Censuur is het verhinderen van een meningsuiting. Dat kan door een verbod, maar ook op heel andere manieren.
Johan Doesburg: hier staan twee dozen, twee verhuisdozen. Dit is de oogst. Hier zitten allemaal zulke boeken in. Als voorbeeld. Zo zijn er twintig boeken. ‘theaterschool besluit tot uitstel première’. ‘Publiek en acteurs bedreigd’
In 1987 wilde Johan Doesburg als student het toneelstuk Het vuil, de stad en de dood van Rainer Werner Fassbinder opvoeren. Dat stuk gaat over hoe wij met onze schuldgevoelens tegenover de joden omgaan. Er komt een rijke jood in voor die zich in de wereld van hoeren en pooiers begeeft. Er brak een nationale revolte uit. Woedende tegenstanders bezetten het podium en maakten opvoering onmogelijk.
Johan Doesburg: ik zal niet iedere dag als antisemiet te boek zijn gesteld maar mijn integriteit werd betwijfeld; vanuit welke motieven doe ik dat, die hebben we niet gehoord, je bent niet eens joods, wie ben jij om etc, hoe durf je. Dat heeft me lang parten gespeeld. Weliswaar heeft Geres en Reinders vrijwel direct er bovenop gevraagd om een voorstelling te maken voor de toneelgroep Amsterdam, maar er waren ontzettend veel mensen die mij half scheef aankeken. Ik ben toch die jongen van Fassbinder. Dus de mate van zuiverheid was onderwerp van gesprek. Dat heeft wel een paar jaar geduurd.
15 Jaar later regisseerde Johan het stuk opnieuw, nu zonder enig protest omdat het onderwerp minder beladen was. Maar censuur kan nog subtieler plaatsvinden: alleen al uit angst voor een reactie van tegenstanders. Toen Johan een stuk over Volkert van der G. en Mohammed B., de moordenaars van Fortuyn en Van Gogh, wilde brengen, ontstond er aarzeling in zijn theatergroep.

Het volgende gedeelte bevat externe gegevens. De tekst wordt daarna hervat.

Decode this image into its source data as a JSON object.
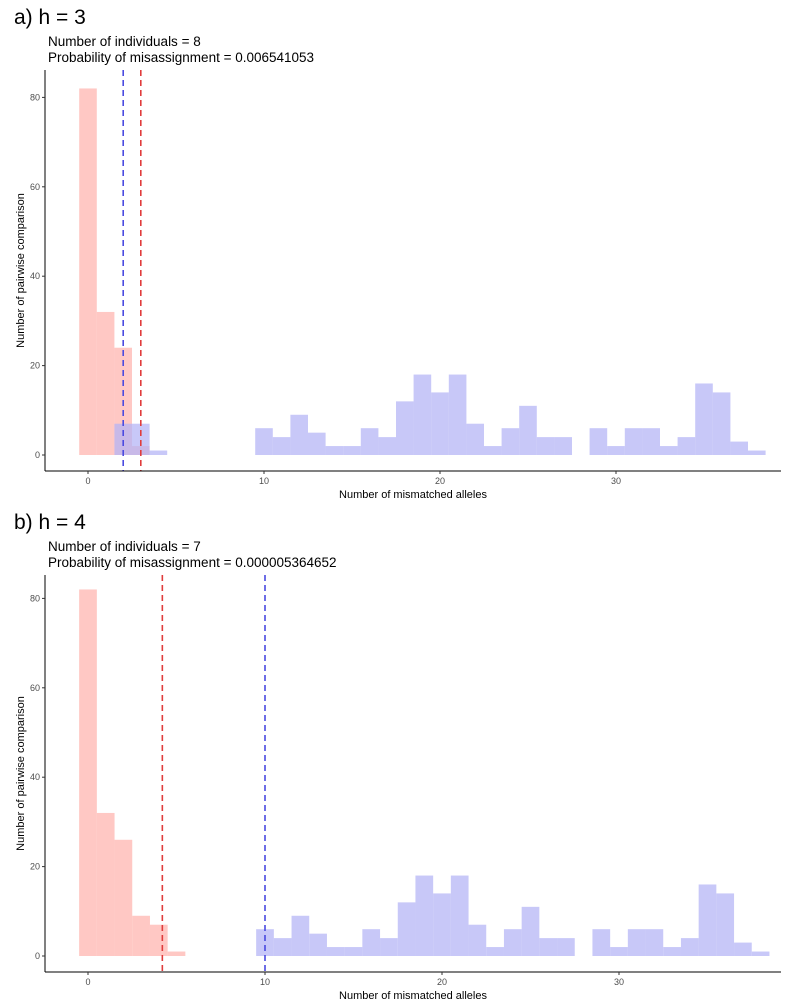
{
  "panels": [
    {
      "label": "a) h = 3",
      "info_line1": "Number of individuals =  8",
      "info_line2": "Probability of misassignment = 0.006541053"
    },
    {
      "label": "b) h = 4",
      "info_line1": "Number of individuals =  7",
      "info_line2": "Probability of misassignment = 0.000005364652"
    }
  ],
  "chart_data": [
    {
      "type": "histogram",
      "title": "a) h = 3",
      "xlabel": "Number of mismatched alleles",
      "ylabel": "Number of pairwise comparison",
      "xlim": [
        -2.5,
        38.5
      ],
      "ylim": [
        0,
        85
      ],
      "xticks": [
        0,
        10,
        20,
        30
      ],
      "yticks": [
        0,
        20,
        40,
        60,
        80
      ],
      "bin_width": 1,
      "series": [
        {
          "color": "#ffb3ad",
          "bins": [
            {
              "x": 0,
              "y": 82
            },
            {
              "x": 1,
              "y": 32
            },
            {
              "x": 2,
              "y": 24
            },
            {
              "x": 3,
              "y": 2
            }
          ]
        },
        {
          "color": "#b3b3f5",
          "bins": [
            {
              "x": 2,
              "y": 7
            },
            {
              "x": 3,
              "y": 7
            },
            {
              "x": 4,
              "y": 1
            },
            {
              "x": 10,
              "y": 6
            },
            {
              "x": 11,
              "y": 4
            },
            {
              "x": 12,
              "y": 9
            },
            {
              "x": 13,
              "y": 5
            },
            {
              "x": 14,
              "y": 2
            },
            {
              "x": 15,
              "y": 2
            },
            {
              "x": 16,
              "y": 6
            },
            {
              "x": 17,
              "y": 4
            },
            {
              "x": 18,
              "y": 12
            },
            {
              "x": 19,
              "y": 18
            },
            {
              "x": 20,
              "y": 14
            },
            {
              "x": 21,
              "y": 18
            },
            {
              "x": 22,
              "y": 7
            },
            {
              "x": 23,
              "y": 2
            },
            {
              "x": 24,
              "y": 6
            },
            {
              "x": 25,
              "y": 11
            },
            {
              "x": 26,
              "y": 4
            },
            {
              "x": 27,
              "y": 4
            },
            {
              "x": 29,
              "y": 6
            },
            {
              "x": 30,
              "y": 2
            },
            {
              "x": 31,
              "y": 6
            },
            {
              "x": 32,
              "y": 6
            },
            {
              "x": 33,
              "y": 2
            },
            {
              "x": 34,
              "y": 4
            },
            {
              "x": 35,
              "y": 16
            },
            {
              "x": 36,
              "y": 14
            },
            {
              "x": 37,
              "y": 3
            },
            {
              "x": 38,
              "y": 1
            }
          ]
        }
      ],
      "vlines": [
        {
          "x": 2,
          "color": "#4a4ae0"
        },
        {
          "x": 3,
          "color": "#e03c3c"
        }
      ],
      "grid": false
    },
    {
      "type": "histogram",
      "title": "b) h = 4",
      "xlabel": "Number of mismatched alleles",
      "ylabel": "Number of pairwise comparison",
      "xlim": [
        -2.5,
        38.5
      ],
      "ylim": [
        0,
        85
      ],
      "xticks": [
        0,
        10,
        20,
        30
      ],
      "yticks": [
        0,
        20,
        40,
        60,
        80
      ],
      "bin_width": 1,
      "series": [
        {
          "color": "#ffb3ad",
          "bins": [
            {
              "x": 0,
              "y": 82
            },
            {
              "x": 1,
              "y": 32
            },
            {
              "x": 2,
              "y": 26
            },
            {
              "x": 3,
              "y": 9
            },
            {
              "x": 4,
              "y": 7
            },
            {
              "x": 5,
              "y": 1
            }
          ]
        },
        {
          "color": "#b3b3f5",
          "bins": [
            {
              "x": 10,
              "y": 6
            },
            {
              "x": 11,
              "y": 4
            },
            {
              "x": 12,
              "y": 9
            },
            {
              "x": 13,
              "y": 5
            },
            {
              "x": 14,
              "y": 2
            },
            {
              "x": 15,
              "y": 2
            },
            {
              "x": 16,
              "y": 6
            },
            {
              "x": 17,
              "y": 4
            },
            {
              "x": 18,
              "y": 12
            },
            {
              "x": 19,
              "y": 18
            },
            {
              "x": 20,
              "y": 14
            },
            {
              "x": 21,
              "y": 18
            },
            {
              "x": 22,
              "y": 7
            },
            {
              "x": 23,
              "y": 2
            },
            {
              "x": 24,
              "y": 6
            },
            {
              "x": 25,
              "y": 11
            },
            {
              "x": 26,
              "y": 4
            },
            {
              "x": 27,
              "y": 4
            },
            {
              "x": 29,
              "y": 6
            },
            {
              "x": 30,
              "y": 2
            },
            {
              "x": 31,
              "y": 6
            },
            {
              "x": 32,
              "y": 6
            },
            {
              "x": 33,
              "y": 2
            },
            {
              "x": 34,
              "y": 4
            },
            {
              "x": 35,
              "y": 16
            },
            {
              "x": 36,
              "y": 14
            },
            {
              "x": 37,
              "y": 3
            },
            {
              "x": 38,
              "y": 1
            }
          ]
        }
      ],
      "vlines": [
        {
          "x": 4.2,
          "color": "#e03c3c"
        },
        {
          "x": 10,
          "color": "#4a4ae0"
        }
      ],
      "grid": false
    }
  ]
}
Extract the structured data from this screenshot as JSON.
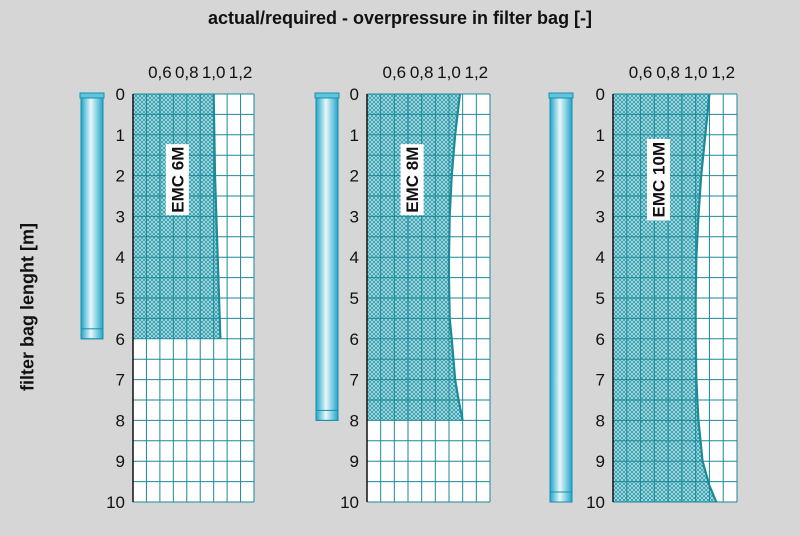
{
  "title": "actual/required - overpressure in filter bag  [-]",
  "ylabel": "filter bag lenght [m]",
  "colors": {
    "background": "#d6d6d6",
    "grid": "#1b8a99",
    "hatch": "#2a9aaa",
    "curve": "#1b8a99",
    "bag_light": "#e8f7fb",
    "bag_dark": "#1fa6c9",
    "label_box": "#ffffff"
  },
  "chart_data": [
    {
      "type": "line",
      "label": "EMC 6M",
      "bag_length": 6,
      "xlim": [
        0.4,
        1.3
      ],
      "ylim": [
        0,
        10
      ],
      "x_ticks": [
        "0,6",
        "0,8",
        "1,0",
        "1,2"
      ],
      "x_tick_values": [
        0.6,
        0.8,
        1.0,
        1.2
      ],
      "y_ticks": [
        "0",
        "1",
        "2",
        "3",
        "4",
        "5",
        "6",
        "7",
        "8",
        "9",
        "10"
      ],
      "x": [
        1.0,
        1.005,
        1.01,
        1.02,
        1.035,
        1.05
      ],
      "y": [
        0,
        1,
        2,
        3,
        4.5,
        6
      ],
      "grid": true
    },
    {
      "type": "line",
      "label": "EMC 8M",
      "bag_length": 8,
      "xlim": [
        0.4,
        1.3
      ],
      "ylim": [
        0,
        10
      ],
      "x_ticks": [
        "0,6",
        "0,8",
        "1,0",
        "1,2"
      ],
      "x_tick_values": [
        0.6,
        0.8,
        1.0,
        1.2
      ],
      "y_ticks": [
        "0",
        "1",
        "2",
        "3",
        "4",
        "5",
        "6",
        "7",
        "8",
        "9",
        "10"
      ],
      "x": [
        1.08,
        1.045,
        1.02,
        1.005,
        1.0,
        1.0,
        1.005,
        1.02,
        1.045,
        1.07,
        1.1
      ],
      "y": [
        0,
        1,
        2,
        3,
        4,
        4.5,
        5.5,
        6,
        7,
        7.5,
        8
      ],
      "grid": true
    },
    {
      "type": "line",
      "label": "EMC 10M",
      "bag_length": 10,
      "xlim": [
        0.4,
        1.3
      ],
      "ylim": [
        0,
        10
      ],
      "x_ticks": [
        "0,6",
        "0,8",
        "1,0",
        "1,2"
      ],
      "x_tick_values": [
        0.6,
        0.8,
        1.0,
        1.2
      ],
      "y_ticks": [
        "0",
        "1",
        "2",
        "3",
        "4",
        "5",
        "6",
        "7",
        "8",
        "9",
        "10"
      ],
      "x": [
        1.1,
        1.07,
        1.04,
        1.02,
        1.005,
        1.0,
        1.0,
        1.005,
        1.02,
        1.05,
        1.1,
        1.15
      ],
      "y": [
        0,
        1,
        2,
        3,
        4,
        5,
        6,
        7,
        8,
        9,
        9.6,
        10
      ],
      "grid": true
    }
  ]
}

Johan Doesburg: zouden we niet eventueel mensen kunnen kwetsen daarmee, wat vindt onze subsidiegever ervan? Kunnen die twee acteurs gewoon na een voorstelling over straat lopen? Er was absoluut huiver. Er moest diverse keren over gesproken worden. Ik vind dat een heel gevaarlijke ontwikkeling. Binnen het theater moet je in principe alles kunnen tonen. Dat vind je goed of slecht, dat boeit of dat boeit niet. Maar zelfcensuur vanuit eigen gelederen, zeker angst, zoals Fassbinder al zei: ’angst is een slechte raadgever.’ Het helpt niet om dat gewoon frank en vrij dan te doen.